You can change this default behavior in the persistence.xml file by using the following properties to define the groups which shall be validated for each lifecycle event:
- javax.persistence.validation.group.pre-persist
- javax.persistence.validation.group.pre-update
- javax.persistence.validation.group.pre-remove
Example
Let’s have a look at an example that tries to persist an invalid entity. I annotated the title attribute of the Book entity with @NotNull and @Size(min=5, max=20). When I try to persist a new Book entity without setting a title attribute, Hibernate will use Hibernate Validator as a BeanValidation implementation to validate the title attribute and throw a ValidationConstraintException.
EntityManager em = emf.createEntityManager(); em.getTransaction().begin(); Book b = new Book(); em.persist(b); try { em.getTransaction().commit(); Assert.fail(“ConstraintViolationException exptected”); } catch (RollbackException e) { Set<ConstraintViolation<?>> violations = ((ConstraintViolationException)e.getCause()).getConstraintViolations(); for (ConstraintViolation v : violations) { log.info(v); } } em.close();
As you can see in the following log messages, Hibernate triggered the validation before it persisted the entity and the validation failed.

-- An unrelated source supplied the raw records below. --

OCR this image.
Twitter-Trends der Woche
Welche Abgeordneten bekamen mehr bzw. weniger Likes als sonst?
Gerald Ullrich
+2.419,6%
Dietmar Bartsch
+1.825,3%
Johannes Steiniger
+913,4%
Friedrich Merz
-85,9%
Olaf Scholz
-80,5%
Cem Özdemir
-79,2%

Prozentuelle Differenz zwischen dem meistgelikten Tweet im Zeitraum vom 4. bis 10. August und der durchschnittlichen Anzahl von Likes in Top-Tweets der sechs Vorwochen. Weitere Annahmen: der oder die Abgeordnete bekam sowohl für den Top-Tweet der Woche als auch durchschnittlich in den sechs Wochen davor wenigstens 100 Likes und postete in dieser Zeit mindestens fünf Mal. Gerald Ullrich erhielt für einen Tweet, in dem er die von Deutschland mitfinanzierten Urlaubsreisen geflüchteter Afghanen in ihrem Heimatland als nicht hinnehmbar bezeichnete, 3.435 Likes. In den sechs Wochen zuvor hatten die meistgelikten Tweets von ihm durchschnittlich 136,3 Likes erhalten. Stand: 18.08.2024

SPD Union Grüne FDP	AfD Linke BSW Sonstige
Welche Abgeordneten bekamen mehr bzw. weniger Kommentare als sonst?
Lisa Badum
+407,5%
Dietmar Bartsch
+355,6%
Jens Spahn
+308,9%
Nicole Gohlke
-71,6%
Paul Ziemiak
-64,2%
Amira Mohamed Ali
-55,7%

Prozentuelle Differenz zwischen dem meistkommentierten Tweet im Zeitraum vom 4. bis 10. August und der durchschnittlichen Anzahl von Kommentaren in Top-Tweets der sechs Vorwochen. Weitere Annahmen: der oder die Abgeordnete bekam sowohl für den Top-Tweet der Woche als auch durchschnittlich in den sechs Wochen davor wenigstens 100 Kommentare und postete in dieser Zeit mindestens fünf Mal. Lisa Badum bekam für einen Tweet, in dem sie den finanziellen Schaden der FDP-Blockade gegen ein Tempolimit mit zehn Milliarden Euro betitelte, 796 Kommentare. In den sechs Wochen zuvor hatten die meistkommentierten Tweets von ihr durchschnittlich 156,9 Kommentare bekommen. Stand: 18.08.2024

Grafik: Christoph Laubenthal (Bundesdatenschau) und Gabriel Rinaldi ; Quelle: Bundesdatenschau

18:21:33,229 ERROR ExceptionMapperStandardImpl:39 – HHH000346: Error during managed flush [Validation failed for classes [org.thoughts.on.java.model.Book] during persist time for groups [javax.validation.groups.Default, ] List of constraint violations:[ConstraintViolationImpl{interpolatedMessage=’may not be null’, propertyPath=title, rootBeanClass=class org.thoughts.on.java.model.Book, messageTemplate='{javax.validation.constraints.NotNull.message}’}]] 18:21:33,233 INFO TestAttributeValidation:50 – ConstraintViolationImpl{interpolatedMessage=’may not be null’, propertyPath=title, rootBeanClass=class org.thoughts.on.java.model.Book, messageTemplate='{javax.validation.constraints.NotNull.message}’}
The same happens, when I change the title attribute to a value that is shorter than 5 or longer than 20 characters.
EntityManager em = emf.createEntityManager(); em.getTransaction().begin(); Book b = em.find(Book.class, 1000L); b.setTitle(“This is a very long title with more than 20 characters.”); try { em.getTransaction().commit(); Assert.fail(“ConstraintViolationException exptected”); } catch (RollbackException e) { log.error(e); } em.close();
18:59:40,241 ERROR ExceptionMapperStandardImpl:39 – HHH000346: Error during managed flush [Validation failed for classes [org.thoughts.on.java.model.Book] during update time for groups [javax.validation.groups.Default, ] List of constraint violations:[ConstraintViolationImpl{interpolatedMessage=’size must be between 5 and 20′, propertyPath=title, rootBeanClass=class org.thoughts.on.java.model.Book, messageTemplate='{javax.validation.constraints.Size.message}’}]]
Summary
BeanValidation provides a set of easy to use standard validations which you can use with Hibernate and all other JPA 2.x implementations. The only things you have to do are to add the required dependencies to your application’s classpath and apply the validation annotations to your entities. Hibernate will automatically trigger the validation on pre-persist and pre-update events so that you only store valid information in your database.
Hello @Thorben Janssen,
This is all good and easy, but let’s say the approach is not code-first, but instead database-first and then generate the entities with hibernate tools with hbm2java. Then how can you use Hibernate Validator on the generated entities? It’s not suitable to manually annotate every entity upon change of a table. Is there an existing possible solution?
I would greatly appreciate your opinion and help!